How to use Dataset<Row> forEachPartion and groupByKey together

Robin Kuttaiah
Hello all,

Am using  spark-2.3.0 and hadoop-2.7.4.
I have spark streaming application which listens to kafka topic, does some transformation and writes to Oracle database using JDBC client.


Step 1.
Read events from Kafka as shown below;
--------------------------------------
   Dataset<Row> kafkaEvents = getSparkSession().readStream().format("kafka")
          .option("kafka.bootstrap.servers", strKafkaAddress)
          .option("assign", strSubscription)
          .option("maxOffsetsPerTrigger", "100000")
          .option("startingOffsets", "latest")
          .option("failOnDataLoss", false)
          .load()
          .filter(strFilter)
          .select(functions.from_json(functions.col("value").cast("string"), oSchema).alias("events"))
          .select("events.*");
          
I do groupByKey and then for each group, use those set of events obtained per group, create JDBC connection/preparedStatement, insert and then close connection. 
Am using Oracle JDBC along with flatMapGroupsWithState.


Step 2.
Groupby and flatMapGroupwithState
---------------------------------
    Dataset<InsightEventUpdate>  sessionUpdates = kafkaEvents
       .groupByKey(
          new MapFunction<Row, String>() {
    @Override public String call(Row event) {
      return event.getAs(m_InsightRawEvent.getPrimaryKey());
    }
      }, Encoders.STRING())
      .flatMapGroupsWithState(idstateUpdateFunction, OutputMode.Append(),
  Encoders.bean(InsightEventInfo.class), Encoders.bean(InsightEventUpdate.class),
  GroupStateTimeout.ProcessingTimeTimeout());


This has a drawback where it creates connection, inserts into DB for each group.
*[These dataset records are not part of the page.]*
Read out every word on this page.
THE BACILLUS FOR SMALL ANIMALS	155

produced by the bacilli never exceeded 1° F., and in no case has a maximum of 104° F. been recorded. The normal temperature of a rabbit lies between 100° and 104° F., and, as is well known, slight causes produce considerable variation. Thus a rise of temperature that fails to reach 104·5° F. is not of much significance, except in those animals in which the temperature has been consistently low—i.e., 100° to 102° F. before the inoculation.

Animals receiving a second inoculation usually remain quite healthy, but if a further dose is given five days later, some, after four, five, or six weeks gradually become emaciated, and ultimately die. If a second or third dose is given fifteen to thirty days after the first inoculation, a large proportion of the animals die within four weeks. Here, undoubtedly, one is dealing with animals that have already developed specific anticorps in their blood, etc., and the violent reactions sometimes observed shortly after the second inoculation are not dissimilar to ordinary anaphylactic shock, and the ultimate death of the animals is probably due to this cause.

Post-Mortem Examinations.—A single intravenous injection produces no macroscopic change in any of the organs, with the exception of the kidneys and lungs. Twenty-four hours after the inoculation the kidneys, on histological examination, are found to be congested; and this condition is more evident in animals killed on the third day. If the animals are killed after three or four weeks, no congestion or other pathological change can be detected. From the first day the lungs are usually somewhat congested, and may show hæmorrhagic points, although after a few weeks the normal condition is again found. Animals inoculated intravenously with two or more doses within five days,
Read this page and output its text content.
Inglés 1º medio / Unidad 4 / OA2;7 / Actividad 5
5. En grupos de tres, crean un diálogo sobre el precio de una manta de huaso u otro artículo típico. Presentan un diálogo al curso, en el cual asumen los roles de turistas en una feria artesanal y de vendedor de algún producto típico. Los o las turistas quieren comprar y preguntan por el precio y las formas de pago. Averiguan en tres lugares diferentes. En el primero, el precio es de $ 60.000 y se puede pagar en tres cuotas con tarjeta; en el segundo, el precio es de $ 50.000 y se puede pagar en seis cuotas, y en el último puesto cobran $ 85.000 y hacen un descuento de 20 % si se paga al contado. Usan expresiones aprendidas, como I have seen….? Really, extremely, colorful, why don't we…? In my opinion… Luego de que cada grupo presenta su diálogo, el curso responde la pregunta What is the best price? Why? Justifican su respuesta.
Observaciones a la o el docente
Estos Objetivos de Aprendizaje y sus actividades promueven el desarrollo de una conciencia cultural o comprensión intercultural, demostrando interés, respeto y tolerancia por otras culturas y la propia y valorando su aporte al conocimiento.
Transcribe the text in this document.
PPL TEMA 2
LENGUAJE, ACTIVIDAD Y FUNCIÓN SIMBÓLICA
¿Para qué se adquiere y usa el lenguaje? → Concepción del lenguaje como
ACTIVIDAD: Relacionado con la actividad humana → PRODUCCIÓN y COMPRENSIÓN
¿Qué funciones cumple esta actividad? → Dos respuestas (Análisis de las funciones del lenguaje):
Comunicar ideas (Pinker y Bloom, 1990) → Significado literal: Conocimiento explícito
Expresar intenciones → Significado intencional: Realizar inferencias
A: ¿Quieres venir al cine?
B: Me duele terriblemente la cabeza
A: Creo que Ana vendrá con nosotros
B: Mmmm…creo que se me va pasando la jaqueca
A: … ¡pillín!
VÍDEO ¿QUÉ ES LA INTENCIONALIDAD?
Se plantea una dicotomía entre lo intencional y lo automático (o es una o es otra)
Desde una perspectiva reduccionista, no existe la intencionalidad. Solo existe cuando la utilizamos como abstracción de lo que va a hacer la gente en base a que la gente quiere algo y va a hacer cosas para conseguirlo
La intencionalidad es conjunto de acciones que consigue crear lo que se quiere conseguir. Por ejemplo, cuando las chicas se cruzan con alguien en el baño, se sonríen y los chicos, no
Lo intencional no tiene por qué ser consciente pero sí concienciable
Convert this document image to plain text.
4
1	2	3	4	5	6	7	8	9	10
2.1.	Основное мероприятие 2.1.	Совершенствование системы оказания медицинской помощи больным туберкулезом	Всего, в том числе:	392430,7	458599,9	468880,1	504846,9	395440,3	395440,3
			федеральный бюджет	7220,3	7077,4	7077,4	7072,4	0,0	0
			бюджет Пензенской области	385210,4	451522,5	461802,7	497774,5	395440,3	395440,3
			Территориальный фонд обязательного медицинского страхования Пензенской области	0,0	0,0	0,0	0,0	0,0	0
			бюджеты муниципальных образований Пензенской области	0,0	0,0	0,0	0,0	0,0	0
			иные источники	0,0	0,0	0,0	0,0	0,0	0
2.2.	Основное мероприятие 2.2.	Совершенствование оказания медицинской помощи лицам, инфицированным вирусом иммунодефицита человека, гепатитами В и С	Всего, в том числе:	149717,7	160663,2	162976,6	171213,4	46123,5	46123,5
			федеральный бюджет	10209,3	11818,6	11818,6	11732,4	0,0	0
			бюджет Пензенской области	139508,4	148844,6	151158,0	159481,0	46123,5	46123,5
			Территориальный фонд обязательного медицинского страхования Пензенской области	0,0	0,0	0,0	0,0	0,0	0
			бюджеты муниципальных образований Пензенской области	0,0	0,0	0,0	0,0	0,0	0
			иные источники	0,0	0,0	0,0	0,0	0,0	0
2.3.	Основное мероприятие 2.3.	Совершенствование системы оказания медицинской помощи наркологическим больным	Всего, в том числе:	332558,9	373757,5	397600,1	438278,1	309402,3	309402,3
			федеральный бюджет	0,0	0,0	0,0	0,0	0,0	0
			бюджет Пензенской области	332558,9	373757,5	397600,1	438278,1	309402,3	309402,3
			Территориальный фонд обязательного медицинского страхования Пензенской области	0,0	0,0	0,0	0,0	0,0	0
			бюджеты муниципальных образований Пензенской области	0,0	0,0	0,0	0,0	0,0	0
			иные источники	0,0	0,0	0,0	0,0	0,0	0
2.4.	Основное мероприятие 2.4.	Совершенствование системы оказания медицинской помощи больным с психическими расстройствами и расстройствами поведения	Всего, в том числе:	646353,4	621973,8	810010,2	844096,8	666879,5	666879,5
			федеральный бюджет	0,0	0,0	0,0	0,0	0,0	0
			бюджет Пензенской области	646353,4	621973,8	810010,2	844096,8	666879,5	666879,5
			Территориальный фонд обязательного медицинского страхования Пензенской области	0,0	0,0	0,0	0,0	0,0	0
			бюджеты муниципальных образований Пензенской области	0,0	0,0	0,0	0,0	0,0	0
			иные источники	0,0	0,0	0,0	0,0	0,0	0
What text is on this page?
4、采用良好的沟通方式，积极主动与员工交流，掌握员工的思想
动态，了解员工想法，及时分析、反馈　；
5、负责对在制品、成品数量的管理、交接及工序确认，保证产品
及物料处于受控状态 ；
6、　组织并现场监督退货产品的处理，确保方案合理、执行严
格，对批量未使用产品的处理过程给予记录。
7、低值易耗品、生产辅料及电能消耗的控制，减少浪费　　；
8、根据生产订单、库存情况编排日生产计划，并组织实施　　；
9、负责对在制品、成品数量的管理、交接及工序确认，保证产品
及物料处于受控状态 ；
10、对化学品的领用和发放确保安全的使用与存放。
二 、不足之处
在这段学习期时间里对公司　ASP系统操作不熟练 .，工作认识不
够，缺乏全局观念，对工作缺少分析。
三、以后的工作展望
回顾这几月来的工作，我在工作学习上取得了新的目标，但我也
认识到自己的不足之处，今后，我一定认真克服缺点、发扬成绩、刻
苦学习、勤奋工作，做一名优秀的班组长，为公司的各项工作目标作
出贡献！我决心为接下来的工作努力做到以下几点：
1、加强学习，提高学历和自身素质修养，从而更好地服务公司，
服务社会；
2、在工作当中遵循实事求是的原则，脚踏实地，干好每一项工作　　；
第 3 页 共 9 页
I need to do it for each partition so that only one connection and one bacth insert can be done for all the new events which is read from the partition.

Can somebody point me on how I can achieve this?

Basically am looking below;
1. Read from kafka as said above.
2. kafkaEvents.forEachPartion - Create one connection here.
3. Groupby and flatMapGroupwithState 

thanks
Robin Kuttaiah